Learning About Health Equity Inside and Outside the Clinic
(October 31, 2024) — A small group of undergraduate students from across Georgetown practiced interventions to improve community health as part of a unique six-week GU Capital Applied Learning Labs (CALL) experiential learning course. The School of Health sponsors the course, titled Health Equity for the Common Good.
“Health equity work can be abstract, but when you interact with people in the community, negotiating barriers to care involving employment, housing and insurance, it really can ground the data,” said Brian Floyd, MS, assistant dean for academic affairs in the School of Health, who designed and taught the course. “Students were able to see the nuances of health, whether it be navigating the legal system to help address a housing concern or providing direct care through a free dental clinic.”
Through a combination of site visits and interdisciplinary discussions, the nine students learned different methods to address health equity at the local, state and federal levels, ranging from providing social services to direct care.
“Many different perspectives were brought into discussions, and students studying health care brought practical arguments I did not think of,” said Darsh Puri (SFS’28), referencing a conversation in which students discussed how cancer rates have increased despite a declining number of cancer-related deaths. “Students studying health mentioned how there’s much more testing now for cancer, which could explain the increase in rates, where I was thinking about lifestyle changes.”
Georgetown students enrolled in CALL courses live and learn at the Capitol Campus in downtown Washington.
“I was looking for an opportunity to get outside the main campus area, the Georgetown bubble, and take a class that wasn’t just lecture-based but focused on meeting and learning from people in the community,” said nursing student Francyne Diola (N’27). “Most of my courses have been focused on the clinical setting, so it was great to have the opportunity to learn about health equity and what drives social determinants of health outside of the medical setting.”

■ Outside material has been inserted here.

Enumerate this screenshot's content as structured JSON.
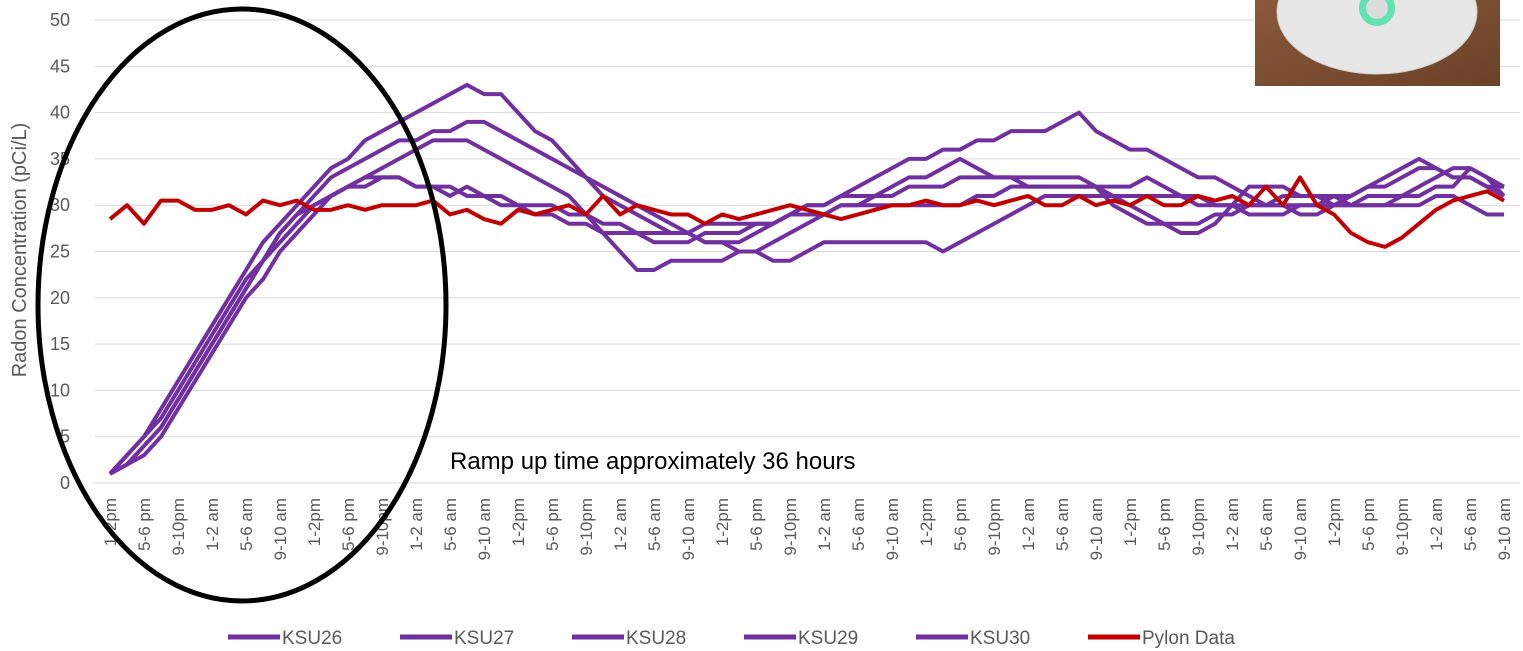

In addition to weekly readings and classroom discussions, students participate in site visits at institutions throughout Washington, where they learn firsthand from policy experts and providers about best practices in addressing community health concerns.
Community Health Sites
Floyd chose five locations for the course’s on-site visits, including the Martin Luther King Jr. Memorial Library, Georgetown’s Lombardi Comprehensive Cancer Center, the National Association of County & City Health Officials (NACCHO), Georgetown’s Health Justice Alliance, and Mary’s Center.
“We started off at an unconventional place for some when thinking about health equity,” said Floyd. “The library, especially the downtown location, really serves as a hub to provide social services, such as providing training on computers for people with disabilities, to working with people in the community on their immigration documents.”
Another entry point to addressing health disparities, Floyd said, can be through national organizations such as NACCHO, which provides technical assistance for city and county public health agencies across the country.
“Visiting NACCHO’s offices and meeting with their staff also helps students think about the political determinants of health, and how officials at the local, state and federal level can affect health outcomes.”
Diola was especially impressed by Mary’s Center, a federally qualified health center that offers screenings and services regardless of a person’s ability to pay. “In addition to medical services, Mary’s Center operates with a two-generation education model, where parents can take classes for computer skills or English language skills while their child is also being taught next door,” she said. “Education plays such a huge component with employment, so teaching important skills on-site at the clinic truly represents how the work being done at Mary’s Center is holistic in every sense of the word.”
Removing Barriers
To have students think critically about the root causes of health inequities and possible alterations to systems and structures to create lasting change, Floyd asks students to pair off into groups to complete a final project investigating a particular health equity issue.
“For our final project, we were interested in understanding barriers to reproductive health care services, as well as maternal health,” said Diola. “Our group was really struck by statistics such as 80% of pregnancy-related deaths are preventable and, on top of that, Black and American Indian/Alaska Native women are 2.5 and 3.3 times more likely to die from pregnancy-related causes compared to white women.”
To address these startling statistics, Diola’s group envisioned a holistic approach to reproductive care, from providing medically accurate sex education in schools to expanding health care coverage and improving protocols for addressing postpartum complications.
Puri hopes other SFS students enroll in the course. “Health care is such an important aspect of policy around the world, and advancements in health are not possible without including ethical considerations like the ones we consider in this course,” said Puri.